When I was a child I recall a bloody scene in the kitchen when I caught my mother Elsie ‘jugging’ a hare Greg my father brought back from a local shoot. My forbear Craven dialect poet Tom Twisleton (1845-1917) describes in this poem frustration he had one day in his attempt to find supper for his large family at Winskill. Shooting those days was wholly practical in that respect, relying on the latest technology, the double barrelled shotgun.  A hare was targeted but missed, as Tom makes poetical lament, through a technical hitch. He was out in the rain and forgot to put waterproof caps in his gun!
You can see from this poem how Tom Twisleton (1845-1917) moved later in life from farming into selling insurance. Life at Winskill farm provoked his poetry, along with reading Robert Burns, and this in turn built his way with words. ‘Sent with an Insurance policy to a lady who was much afraid of fire’ is appropriately the last poem in his 1907 collection and its rhyming has no Craven dialect. We assume, as for many Settle inhabitants, that a spreading of wings away from Craven had consequence for writing if not speaking.
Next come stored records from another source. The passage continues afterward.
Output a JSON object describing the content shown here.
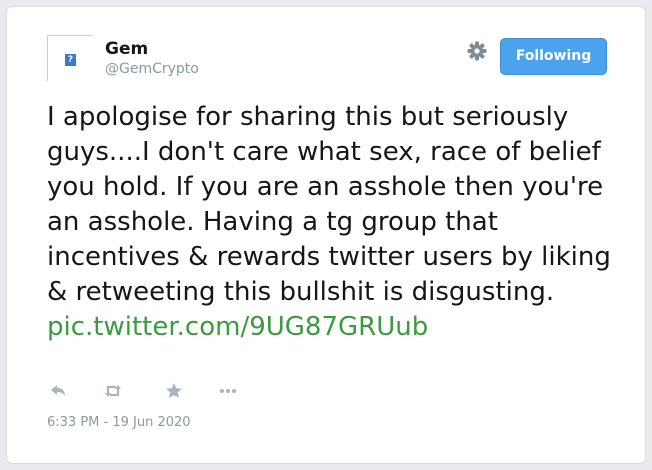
{
  "user": {
    "name": "Gem",
    "handle": "@GemCrypto",
    "avatar_icon": "broken-image-icon"
  },
  "header": {
    "settings_icon": "gear-icon",
    "follow_button_label": "Following",
    "follow_button_color": "#4aa3ec"
  },
  "tweet": {
    "text": "I apologise for sharing this but seriously guys....I don't care what sex, race of belief you hold. If you are an asshole then you're an asshole. Having a tg group that incentives & rewards twitter users by liking & retweeting this bullshit is disgusting.",
    "link": "pic.twitter.com/9UG87GRUub",
    "link_color": "#3c9a3f",
    "timestamp": "6:33 PM - 19 Jun 2020"
  },
  "actions": [
    {
      "icon": "reply-icon"
    },
    {
      "icon": "retweet-icon"
    },
    {
      "icon": "star-icon"
    },
    {
      "icon": "more-icon"
    }
  ]
}
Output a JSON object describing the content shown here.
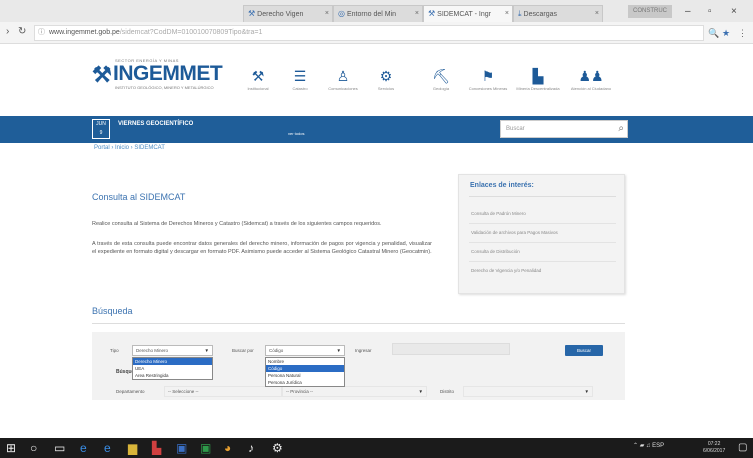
{
  "browser": {
    "tabs": [
      {
        "title": "Derecho Vigen",
        "active": false
      },
      {
        "title": "Entorno del Min",
        "active": false
      },
      {
        "title": "SIDEMCAT - Ingr",
        "active": true
      },
      {
        "title": "Descargas",
        "active": false
      }
    ],
    "profile": "CONSTRUC",
    "url_host": "www.ingemmet.gob.pe",
    "url_path": "/sidemcat?CodDM=010010070809Tipo&tra=1"
  },
  "header": {
    "logo_top": "SECTOR ENERGÍA Y MINAS",
    "logo": "INGEMMET",
    "logo_sub": "INSTITUTO GEOLÓGICO, MINERO Y METALÚRGICO",
    "nav": [
      {
        "label": "Institucional",
        "icon": "tools-icon"
      },
      {
        "label": "Catastro",
        "icon": "database-icon"
      },
      {
        "label": "Comunicaciones",
        "icon": "comms-icon"
      },
      {
        "label": "Servicios",
        "icon": "services-icon"
      },
      {
        "label": "Geología",
        "icon": "geology-icon"
      },
      {
        "label": "Concesiones Mineras",
        "icon": "concessions-icon"
      },
      {
        "label": "Minería Descentralizada",
        "icon": "mining-icon"
      },
      {
        "label": "Atención al Ciudadano",
        "icon": "citizens-icon"
      }
    ]
  },
  "bluebar": {
    "date_top": "JUN",
    "date_day": "9",
    "title": "VIERNES GEOCIENTÍFICO",
    "ver_todos": "ver todos",
    "search_placeholder": "Buscar"
  },
  "breadcrumb": "Portal › Inicio › SIDEMCAT",
  "main": {
    "title": "Consulta al SIDEMCAT",
    "p1": "Realice consulta al Sistema de Derechos Mineros y Catastro (Sidemcat) a través de los siguientes campos requeridos.",
    "p2": "A través de esta consulta puede encontrar datos generales del derecho minero, información de pagos por vigencia y penalidad, visualizar el expediente en formato digital y descargar en formato PDF. Asimismo puede acceder al Sistema Geológico Catastral Minero (Geocatmin)."
  },
  "links": {
    "title": "Enlaces de interés:",
    "items": [
      "Consulta de Padrón Minero",
      "Validación de archivos para Pagos Masivos",
      "Consulta de Distribución",
      "Derecho de Vigencia y/o Penalidad"
    ]
  },
  "busqueda": {
    "title": "Búsqueda",
    "tipo_label": "Tipo",
    "tipo_value": "Derecho Minero",
    "tipo_options": [
      "Derecho Minero",
      "UEA",
      "Area Restringida"
    ],
    "buscar_por_label": "Buscar por",
    "buscar_por_value": "Código",
    "buscar_por_options": [
      "Nombre",
      "Código",
      "Persona Natural",
      "Persona Jurídica"
    ],
    "ingresar_label": "Ingresar",
    "buscar_button": "Buscar",
    "sub_label": "Búsque",
    "departamento_label": "Departamento",
    "departamento_value": "-- Seleccione --",
    "provincia_value": "-- Provincia --",
    "distrito_label": "Distrito"
  },
  "taskbar": {
    "tray": "ESP",
    "time": "07:22",
    "date": "6/06/2017"
  }
}
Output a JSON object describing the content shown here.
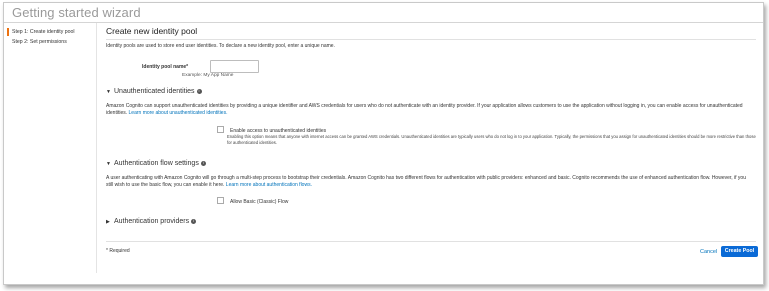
{
  "wizard_title": "Getting started wizard",
  "steps": [
    {
      "label": "Step 1: Create identity pool",
      "active": true
    },
    {
      "label": "Step 2: Set permissions",
      "active": false
    }
  ],
  "page_title": "Create new identity pool",
  "intro": "Identity pools are used to store end user identities. To declare a new identity pool, enter a unique name.",
  "pool_name": {
    "label": "Identity pool name*",
    "value": "",
    "example": "Example: My App Name"
  },
  "unauth": {
    "title": "Unauthenticated identities",
    "text": "Amazon Cognito can support unauthenticated identities by providing a unique identifier and AWS credentials for users who do not authenticate with an identity provider. If your application allows customers to use the application without logging in, you can enable access for unauthenticated identities.",
    "link": "Learn more about unauthenticated identities.",
    "checkbox_label": "Enable access to unauthenticated identities",
    "checked": false,
    "fine_print": "Enabling this option means that anyone with internet access can be granted AWS credentials. Unauthenticated identities are typically users who do not log in to your application. Typically, the permissions that you assign for unauthenticated identities should be more restrictive than those for authenticated identities."
  },
  "auth_flow": {
    "title": "Authentication flow settings",
    "text": "A user authenticating with Amazon Cognito will go through a multi-step process to bootstrap their credentials. Amazon Cognito has two different flows for authentication with public providers: enhanced and basic. Cognito recommends the use of enhanced authentication flow. However, if you still wish to use the basic flow, you can enable it here.",
    "link": "Learn more about authentication flows.",
    "checkbox_label": "Allow Basic (Classic) Flow",
    "checked": false
  },
  "auth_providers": {
    "title": "Authentication providers"
  },
  "footer": {
    "required_note": "* Required",
    "cancel_label": "Cancel",
    "create_label": "Create Pool"
  },
  "colors": {
    "accent_orange": "#ec7211",
    "link_blue": "#0073bb",
    "primary_button": "#0a6ad6"
  }
}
We know Tom continued to correspond with family members in verse and, as we see here, on occasion polished off a commercial deal with a reassuring poem.

I groan at the misspelling of my surname and the need to correct it so e mails arrive safely and the like but it’s great to have a memorable if not spellable name. ‘Seeing the world as a Twisleton’ gives me an accessible platform on the internet and earlier here in Family Tree Magazine July 2007. Their series ‘On the trail of a surname’ gave me a chance to speak about my surname - meaning settlement (‘tun’) on a river fork (‘twisla’) - which through its rareness makes for easier connecting up with others of the same name. It’s origin and familiarity in Settle and its surrounds is a bonus and my research is proving a catalyst for Dalesfolk to engage with their history.